4 Types Of Innovation You Should Apply To Your Business For Rapid Growth And Revenue

Choosing to remain static in a highly competitive marketplace is a death sentence. It’s like refusing to run the race after the blast of a gun. You’d miss the reward and lose your audience’s interest, too.

Innovation helps solve consumers’ problems, beat competitors, and fuel rapid growth for your business.

This article shows the 4 types of innovation you can adopt for your company’s growth strategy. But firstly, we’d look at how innovation has evolved to its current phase.

History of Innovation 

Innovation, which is now central to the evolution of any field, first began with much skepticism. Many people died for daring to be innovators.

History of innovation
History Of Innovation credit: visualcapitalist

Today, we’re in the golden age of innovation, but there was much build-up to this phase. The world didn’t know what the future had in store when industrialization began.

Every young tree began to spring into a roaring plant.

Plants and factories replaced trees. 

The world grew, and everything in it.

Henry Ford revolutionized Karl Benz’s idea of who could own a car and made it available to ordinary people. His introduction of the assembly line became the apex of mass production.

The Wright brothers original ideas transitioned into Concorde supersonic jet, Supersonic Overture, North American X-15, and Virgin Galactic craft.

The brothers will be somewhat proud, marveled, and puzzled simultaneously. But this teaches a lesson.

Inventors, entrepreneurs, and pioneers didn’t initially build their inventions to their perfect state. Still, as the years pass, it’ll eventually be nearly perfect. Webvan’s financial statement clearly shows this in its 2000 annual report: “Webvan’s facilities do not currently operate at or near their originally designed capacity.” 

Suppose the facility does not operate at its designed initial capacity; is innovation not meant to bring it to its perceived design?

But their statement went on like this: “Webvan does not expect any of its facilities to operate at designed capacity in the foreseeable future. Webvan cannot assure you that any facility will ever operate at or near its designed capacity.”

Today, Webvan is dead.

Innovation aims to bring a product or its customers to a perfect state. The Kaizen philosophy, or lean manufacturing, gives us glimpses of why we should adopt this culture.

As every industry evolved, the world started to revolve (revolutionize).

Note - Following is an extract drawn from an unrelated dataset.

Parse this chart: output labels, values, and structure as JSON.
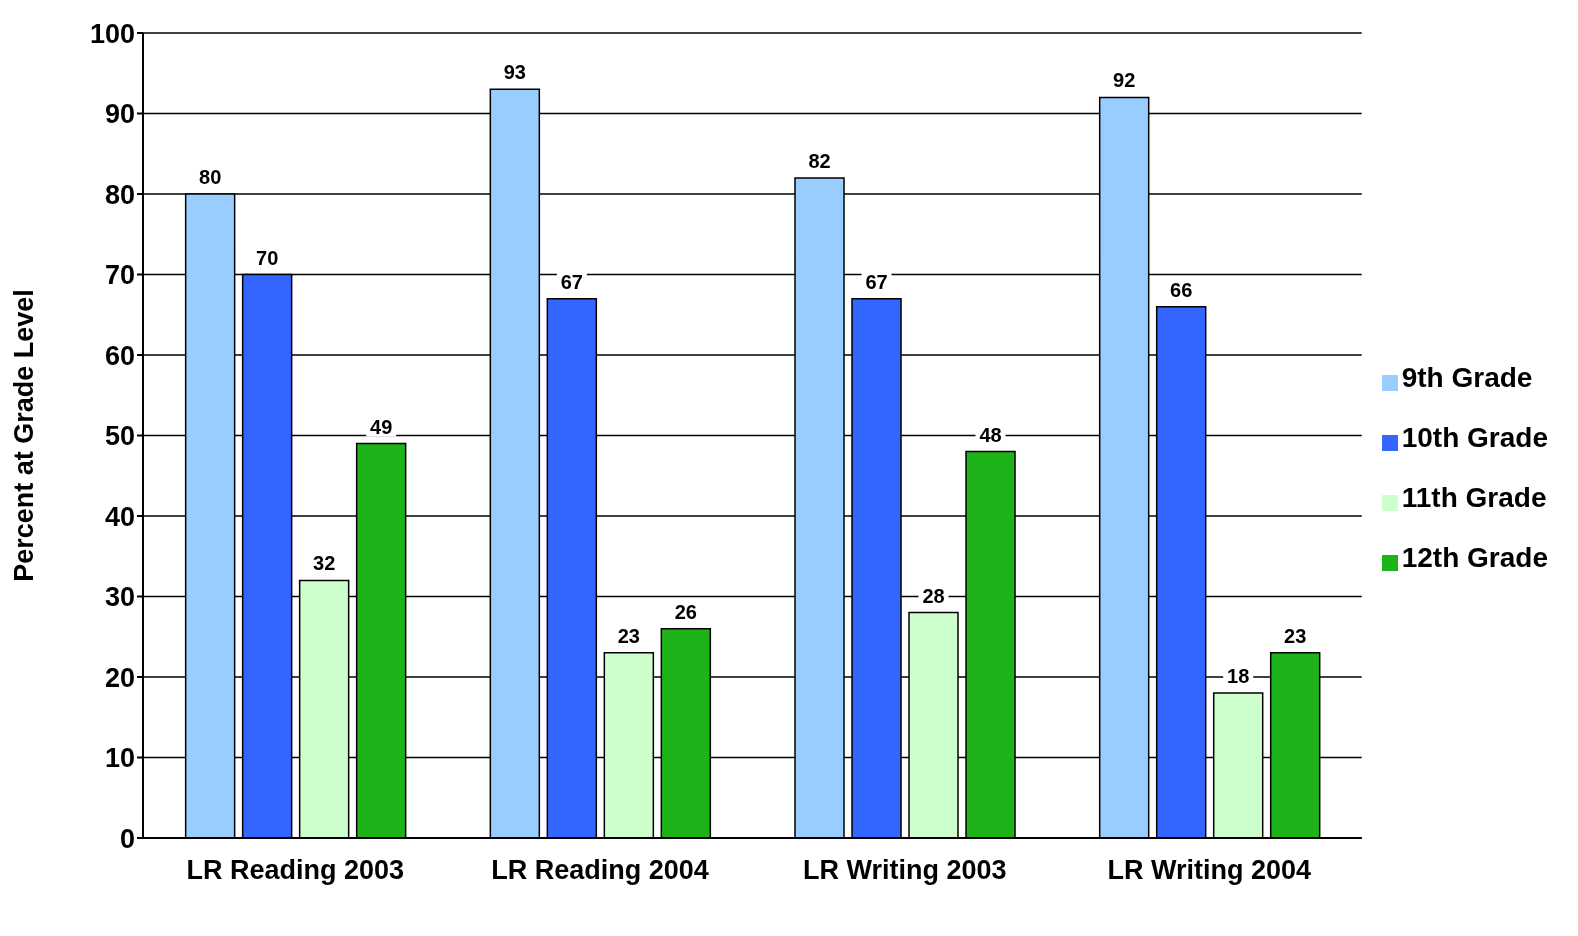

One thing led to another. Every industry began to cross-link and integrate. 

The world grew at a rapid pace. The world could not recognize its old self.

Now, let’s discuss the 4 types of innovation.

4 Types of Innovation
4 Types of innovation

4 Types Of Innovation 

Incremental 

Incremental innovation is the continuous improvement of a product to make it more efficient and appealing to customers. 

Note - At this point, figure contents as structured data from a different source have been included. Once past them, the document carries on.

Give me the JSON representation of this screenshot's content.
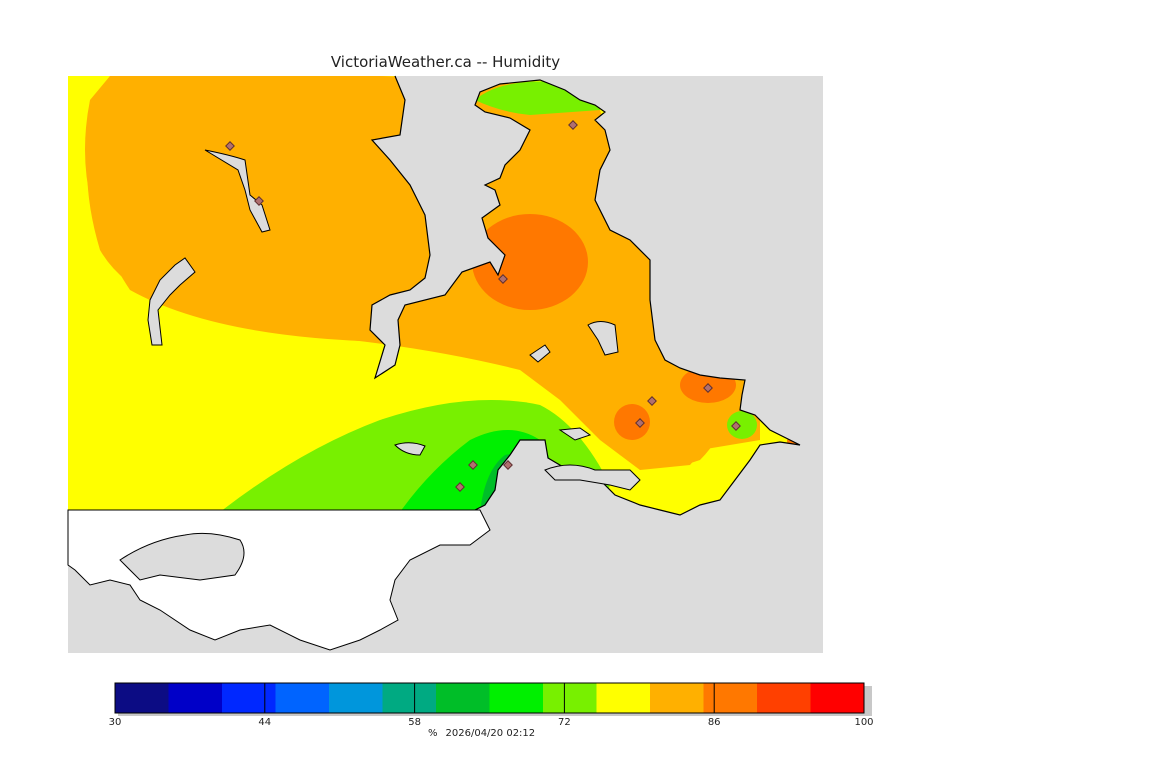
{
  "title": "VictoriaWeather.ca -- Humidity",
  "colors": {
    "water": "#dcdcdc",
    "land_outside": "#ffffff",
    "coast": "#000000",
    "station": "#b07070"
  },
  "legend": {
    "min": 30,
    "max": 100,
    "bins": [
      {
        "from": 30,
        "to": 35,
        "color": "#0c0c84"
      },
      {
        "from": 35,
        "to": 40,
        "color": "#0000c8"
      },
      {
        "from": 40,
        "to": 45,
        "color": "#0028ff"
      },
      {
        "from": 45,
        "to": 50,
        "color": "#0064ff"
      },
      {
        "from": 50,
        "to": 55,
        "color": "#0096dc"
      },
      {
        "from": 55,
        "to": 60,
        "color": "#00aa82"
      },
      {
        "from": 60,
        "to": 65,
        "color": "#00be28"
      },
      {
        "from": 65,
        "to": 70,
        "color": "#00f000"
      },
      {
        "from": 70,
        "to": 75,
        "color": "#78f000"
      },
      {
        "from": 75,
        "to": 80,
        "color": "#ffff00"
      },
      {
        "from": 80,
        "to": 85,
        "color": "#ffb000"
      },
      {
        "from": 85,
        "to": 90,
        "color": "#ff7800"
      },
      {
        "from": 90,
        "to": 95,
        "color": "#ff4000"
      },
      {
        "from": 95,
        "to": 100,
        "color": "#ff0000"
      }
    ],
    "ticks": [
      "30",
      "44",
      "58",
      "72",
      "86",
      "100"
    ],
    "unit": "%",
    "timestamp": "2026/04/20 02:12"
  }
}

Changes are small and gradual, such as adding new features and changes in design. iPhone’s iOS updates, improved design, and additional features in its camera are perfect examples.

The iPhone camera has gone through gradual change with High dynamic range imaging (2010), panorama photos (2012), True Tone flash (2013), optical image stabilization (2015), the dual-lens camera (2016), portrait mode (2016), portrait lighting (2017), and night mode (2019).

Manufacturers simply make the product slightly better than the previous version.

Making random upgrades is not innovation. Such upgrades can be disastrous when customers are unwilling to pay for them.

However, when you interact with your customers, listen to their complaints, research their pain points, and meet their needs, you’ll enrich their daily lives and improve their user experience.

Disruptive 

When small companies overthrow big establishments and dominate the industry, they’re said to disrupt the market. They achieve this feat by targeting the overlooked segments and delivering affordable and convenient products and services.

They abandon traditional business methods, and wide acceptability may take time. Still, in the end, it’ll convert non-consumers into customers.

You may say, “How’s this even possible?”

Like David and Goliath allusion or the underdog stories, the small business takes advantage of the established companies’ complacency and conservative approach, the latter preferring to settle for gains rather than take the risky route of offering better service to its customers.

They mindlessly choose to optimize existing products until a small business sees a missing link in the industry, strategizes, takes the opportunity, and wins the market.

For example, Blockbuster dominated the movie industry with DVD mail service until Netflix disrupted the sector with web streaming.

Architectural 

Professor Rebecca Henderson and Dean Kim Clark of Harvard Business School introduced this type of innovation in 1990.

Architectural innovation involves applying existing technology, products, or capabilities to a new market or audience. 

The company slightly changes a product’s architecture to appeal to a more contemporary market.

Companies identify existing products and integrate them into their portfolio. These changes become significant and will completely differentiate from competitors.

A notable example is Apple merging a wristwatch with technology, changing its architecture, and bringing it into a new market. Another is Black Panther’s Kimoyo beads.

McDonald’s aimed to improve its ordering times to offer customers better choices. Therefore, its Apprente and Dynamic Yield acquisition gave its customers valuable experience.

Radical

We had no airplanes, computers, or the internet long ago, but today, we can’t imagine a world without them. 

Radical innovation is a new product or service that opens a new market. A market that no one ever saw coming, which transforms the way the world functions and leads to highly accelerated economic growth.

The product or founder becomes the industry’s pioneer as other competitors take advantage of this new market’s opportunity.

Sir James Dyson
Sir James Dyson

Sir James Dyson is a radical, innovative entrepreneur.

Washing machines, cloud technology, and MRI machines are other examples of radical innovation.

Bottom Line

The goal is not just to innovate but to be consistent with innovation. The lack of it could cost you a fortune. 

Begin your innovative journey by adopting any of the 4 types of innovation, if not all of it.

If you can’t be radical, be incremental.

Know that innovation makes your products valuable, solves your customers’ problems, and increases your company’s revenue.